Over the past year we have designed an architecture which is based on the above assumptions and contains four parts:

(1) It contains a collection of textual objects that represents, for a particular user, the text or set of texts under study. These texts might well contain a rich markup of the kind possible with the TEI markup scheme. Current activities in the XML community have resulted in a serious of standards which are close to meeting this requirement -- in particular the development of the Document Object Model (DOM) which provides an object-oriented representation of an XML document. The DOM provides a logical model of the document that contains all relationships between its markup and text data. Thus software components that use a DOM representation of a text should be able to manipulate elements within a text, determine reference identification information based on mark-up, distinguish distinct tokens according to mark-up that have identical token-strings in the file, etc.

(2) It must also contain a collection of personal textual enhancement objects which can store someone's personal materials about the text. The architecture is designed so that this set of objects could be "overlaid" on top of the base text, allowing the user to modify or extend the objects found in the DOM for the base text, as well as adding entirely new elements to it. This separation of personal textual enhancements from the base texts, plus the ability to present a "combined view" when useful, offers additional advantages -- in particular, it allows the base textual objects and the personal materials to exist on different machines. Furthermore, this model represents a kind of "dynamic representation" that grows and changes each time the results of the application of the analysis tools are stored either as new data attached to existing nodes, or as entirely new nodes and node structures.

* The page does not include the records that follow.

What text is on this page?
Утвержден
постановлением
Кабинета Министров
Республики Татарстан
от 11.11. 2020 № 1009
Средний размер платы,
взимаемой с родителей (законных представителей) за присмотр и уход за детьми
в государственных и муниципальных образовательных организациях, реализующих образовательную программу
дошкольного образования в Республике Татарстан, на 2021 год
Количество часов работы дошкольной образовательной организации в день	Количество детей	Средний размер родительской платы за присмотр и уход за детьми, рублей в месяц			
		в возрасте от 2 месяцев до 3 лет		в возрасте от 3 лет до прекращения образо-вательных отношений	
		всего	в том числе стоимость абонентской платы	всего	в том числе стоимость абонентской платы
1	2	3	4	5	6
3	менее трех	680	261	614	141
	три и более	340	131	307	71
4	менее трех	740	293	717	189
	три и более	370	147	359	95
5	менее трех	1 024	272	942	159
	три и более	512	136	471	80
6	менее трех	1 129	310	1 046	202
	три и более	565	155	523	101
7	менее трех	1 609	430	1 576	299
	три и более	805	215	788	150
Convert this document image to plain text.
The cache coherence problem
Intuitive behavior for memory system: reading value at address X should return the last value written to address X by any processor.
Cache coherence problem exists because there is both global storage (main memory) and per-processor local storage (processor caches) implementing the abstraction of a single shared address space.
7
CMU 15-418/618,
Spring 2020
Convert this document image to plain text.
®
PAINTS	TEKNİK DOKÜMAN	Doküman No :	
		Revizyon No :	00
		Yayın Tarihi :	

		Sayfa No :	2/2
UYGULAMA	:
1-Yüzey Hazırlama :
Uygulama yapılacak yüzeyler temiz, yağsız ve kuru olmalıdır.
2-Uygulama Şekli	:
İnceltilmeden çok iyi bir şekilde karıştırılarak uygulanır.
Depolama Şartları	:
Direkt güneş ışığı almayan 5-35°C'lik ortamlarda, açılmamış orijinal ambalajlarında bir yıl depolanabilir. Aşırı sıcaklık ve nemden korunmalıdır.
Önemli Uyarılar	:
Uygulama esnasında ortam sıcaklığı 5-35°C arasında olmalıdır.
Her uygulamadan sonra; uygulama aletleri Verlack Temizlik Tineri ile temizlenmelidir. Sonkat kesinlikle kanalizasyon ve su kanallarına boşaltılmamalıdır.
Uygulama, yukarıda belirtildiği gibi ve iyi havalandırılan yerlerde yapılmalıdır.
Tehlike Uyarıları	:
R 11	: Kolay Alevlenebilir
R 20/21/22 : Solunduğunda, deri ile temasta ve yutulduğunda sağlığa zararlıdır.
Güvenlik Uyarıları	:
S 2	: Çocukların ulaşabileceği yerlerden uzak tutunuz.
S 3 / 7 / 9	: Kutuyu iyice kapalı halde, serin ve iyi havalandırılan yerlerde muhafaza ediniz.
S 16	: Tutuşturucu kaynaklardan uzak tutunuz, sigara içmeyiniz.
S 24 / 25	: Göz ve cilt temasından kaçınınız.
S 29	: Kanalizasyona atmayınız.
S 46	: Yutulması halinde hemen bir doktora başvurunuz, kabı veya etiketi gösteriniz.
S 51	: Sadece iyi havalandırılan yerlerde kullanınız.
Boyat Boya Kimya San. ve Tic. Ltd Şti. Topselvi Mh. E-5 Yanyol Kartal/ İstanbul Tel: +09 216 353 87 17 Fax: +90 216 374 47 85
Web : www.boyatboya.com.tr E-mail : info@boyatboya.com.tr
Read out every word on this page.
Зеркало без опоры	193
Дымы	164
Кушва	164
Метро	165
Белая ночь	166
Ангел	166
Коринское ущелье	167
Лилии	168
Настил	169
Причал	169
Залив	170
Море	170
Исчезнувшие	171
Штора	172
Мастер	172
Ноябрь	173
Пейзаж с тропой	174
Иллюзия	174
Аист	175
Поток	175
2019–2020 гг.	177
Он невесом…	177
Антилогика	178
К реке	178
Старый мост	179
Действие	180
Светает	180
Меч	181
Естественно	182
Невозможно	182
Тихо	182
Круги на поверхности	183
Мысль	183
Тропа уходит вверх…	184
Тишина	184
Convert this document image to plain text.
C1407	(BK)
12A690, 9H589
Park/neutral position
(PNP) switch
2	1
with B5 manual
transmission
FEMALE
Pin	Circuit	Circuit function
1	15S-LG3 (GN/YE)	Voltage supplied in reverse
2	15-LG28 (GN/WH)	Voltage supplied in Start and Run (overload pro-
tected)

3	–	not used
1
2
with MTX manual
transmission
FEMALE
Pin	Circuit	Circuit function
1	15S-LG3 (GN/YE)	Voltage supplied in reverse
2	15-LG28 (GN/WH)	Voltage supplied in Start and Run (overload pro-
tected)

(3) A further part of the environment will be the collection of tools that work on this combined DOM representation. As mentioned earlier, it was important to think not only of text searching elements as the "tools". Analysis also includes the manipulation and presentation of data in a number of different ways so that patterns or structures become more visible. Thus, a TA architecture should support transformation tools that can accomplish this task. Many existing programs offer one or two transformation/presentation tools (a KWIC display is an example), but few offer a rich enough set of tools to allow users to design their own display. We believe that it is important to modularise the process -- to break apart the selection, transformation, and presentation elements so that the user can "mix and match" components from perhaps different software suppliers to meet their particular needs. In order to understand better the potential of modularisation we are examining a number of the transformational tools in inherantly modular systems such as TuStep and LT XML, but expect to derive tools also from work currently being done in XML style sheets, extended pointers, query languages and transformation objects.

(4) Finally, the environment must contain a framework in which the user could combine the tools. This framework would provide an operating environment in which the user could see the texts, his/her local and remote toolset, and the results of the application of the tools on the texts.

To us it seems obvious that a model of the DOM that is both persistent and dynamic represents a key element of this proposal. We will examine how recent developments and tools in the XML community can be incorporated to support this model of an architecture. In particular, several software implementations of the XML Domain Object Model (DOM) will be discussed. We will describe a prototype Java application that uses one of these to provide users with the ability to browse the structure of an XML document and the words it contains in a tightly-integrated manner.